Jesus is teaching us that the great principles of following God are not simply principles of the flesh – of how we behave and act in public – but what happens in our hearts and in our minds – because it is there that the great battle between evil and God’s love is won or lost.

It may be that we have never hit someone, that we have never committed adultery and so on – but we have certainly entertained the thought of doing so – and it’s in those thoughts that evil gets hold of us.

How many of us have given in to the desire in our minds to consider hitting someone? How many of us have given in to the desire in our minds to rubbish someone’s good name? To bring them down a peg or two? How many of us have cradled and enjoyed the thought of what we may do to someone we hate? How many of us have thought bad things about people we do not like?

I would suggest all of us have. 

And those thoughts will ultimately lead to action. We are betrayed by those thoughts in the world. By the way we ignore someone, or the way we don’t take action to help someone we don’t like – those thoughts are the seeds of evil in the world and we must destroy them!

The battle between good and evil starts in our minds. 

This is what Jesus is teaching us. This is the fundamental truth of how we live our lives as Christians. 

That our lived-out faith – the lived-out Love of God in the world – starts in the battles of the mind.

When you find yourself thinking of someone in a bad way – kill that thought. 

When you find yourself thinking of someone in an unkind way – kill that thought. 

When you find yourself thinking of someone in a lustful way – kill that thought. 

We are constantly pulled in different directions. We have an angel on one shoulder and a devil on the other, and each time we give into the devil in our minds the angel shrinks. 

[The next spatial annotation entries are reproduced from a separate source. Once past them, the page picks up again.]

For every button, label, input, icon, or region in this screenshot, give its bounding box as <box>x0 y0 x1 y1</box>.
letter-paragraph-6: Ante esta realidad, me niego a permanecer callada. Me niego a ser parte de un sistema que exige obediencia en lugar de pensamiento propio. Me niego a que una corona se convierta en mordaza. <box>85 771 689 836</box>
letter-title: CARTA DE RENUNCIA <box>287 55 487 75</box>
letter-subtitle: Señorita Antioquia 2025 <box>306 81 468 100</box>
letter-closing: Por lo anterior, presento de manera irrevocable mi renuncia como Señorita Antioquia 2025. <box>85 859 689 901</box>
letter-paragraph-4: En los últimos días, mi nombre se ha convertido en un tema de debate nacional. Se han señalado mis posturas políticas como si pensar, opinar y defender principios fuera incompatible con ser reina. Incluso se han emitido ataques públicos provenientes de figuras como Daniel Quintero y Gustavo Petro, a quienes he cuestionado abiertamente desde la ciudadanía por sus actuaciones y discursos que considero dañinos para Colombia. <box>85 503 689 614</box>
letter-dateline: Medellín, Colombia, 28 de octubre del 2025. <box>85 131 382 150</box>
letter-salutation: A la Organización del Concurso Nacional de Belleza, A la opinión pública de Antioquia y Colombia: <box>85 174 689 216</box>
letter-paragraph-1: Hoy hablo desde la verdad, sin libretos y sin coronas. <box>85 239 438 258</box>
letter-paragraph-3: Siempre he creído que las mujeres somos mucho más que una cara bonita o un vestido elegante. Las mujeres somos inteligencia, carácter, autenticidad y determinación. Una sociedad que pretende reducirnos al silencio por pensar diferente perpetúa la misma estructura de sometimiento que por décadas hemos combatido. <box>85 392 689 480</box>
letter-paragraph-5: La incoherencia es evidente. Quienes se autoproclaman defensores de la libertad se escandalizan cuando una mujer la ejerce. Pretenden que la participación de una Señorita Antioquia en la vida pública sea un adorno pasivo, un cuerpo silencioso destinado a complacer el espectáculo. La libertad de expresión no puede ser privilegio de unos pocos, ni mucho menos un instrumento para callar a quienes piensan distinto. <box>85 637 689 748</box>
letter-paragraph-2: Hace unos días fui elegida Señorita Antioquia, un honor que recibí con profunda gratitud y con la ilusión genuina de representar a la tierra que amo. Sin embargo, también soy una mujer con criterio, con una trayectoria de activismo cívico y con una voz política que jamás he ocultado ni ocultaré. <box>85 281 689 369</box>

BUT we have the power to eject the devil from our thinking – by giving in to the angel. 

When we think of someone in a bad way, we move our thought to how Jesus is using them in the world and see them in His love. 

When we think of someone in an unkind way, we move our thought to how God loves them and see them in that light.

When we think of someone in a lustful way, we move our thought to the child that God cradles in his arm and love them in that way. 

This is a constant and never-ending battle. It is far harder than following a set of rules. It is far harder than following the whims of the world around us – because it will mean standing up for what is right in Gods eyes. It will mean setting the world aside for God’s love – and that is never popular. 

But you have the tools to do this. In baptism you received the power of the Holy Spirit.

‘If you wish you can keep the commandments, to behave faithfully is within your power. He has set fire and water before you put out your hand to whichever you prefer. Man has life and death before him, whichever a man likes better will be given him’.

We chose in this life the path towards eternal salvation or eternal damnation, and the battle starts in our minds.

So start training. Start feeding the angel and denying the devil. 

You will fail. We will all fail. We will give in to temptation in our minds and those thoughts will lead to bad actions. But, you do not fight this battle alone. 

You do it on the shoulders of those who have gone before you. Who have learnt how to fight this fight. You do it in the friendly embrace of those you come to church with. You do it in the power of the sacraments you receive from Christ in this place, you do it knowing that when you fall there are people to pick you up.

So leave here today with a new call to live a life as Jesus commands. A life of love lived out in the world, a life of love fought for in your minds, a life filled with the power of God so abundantly, so strongly that it shines forth in all your outward actions.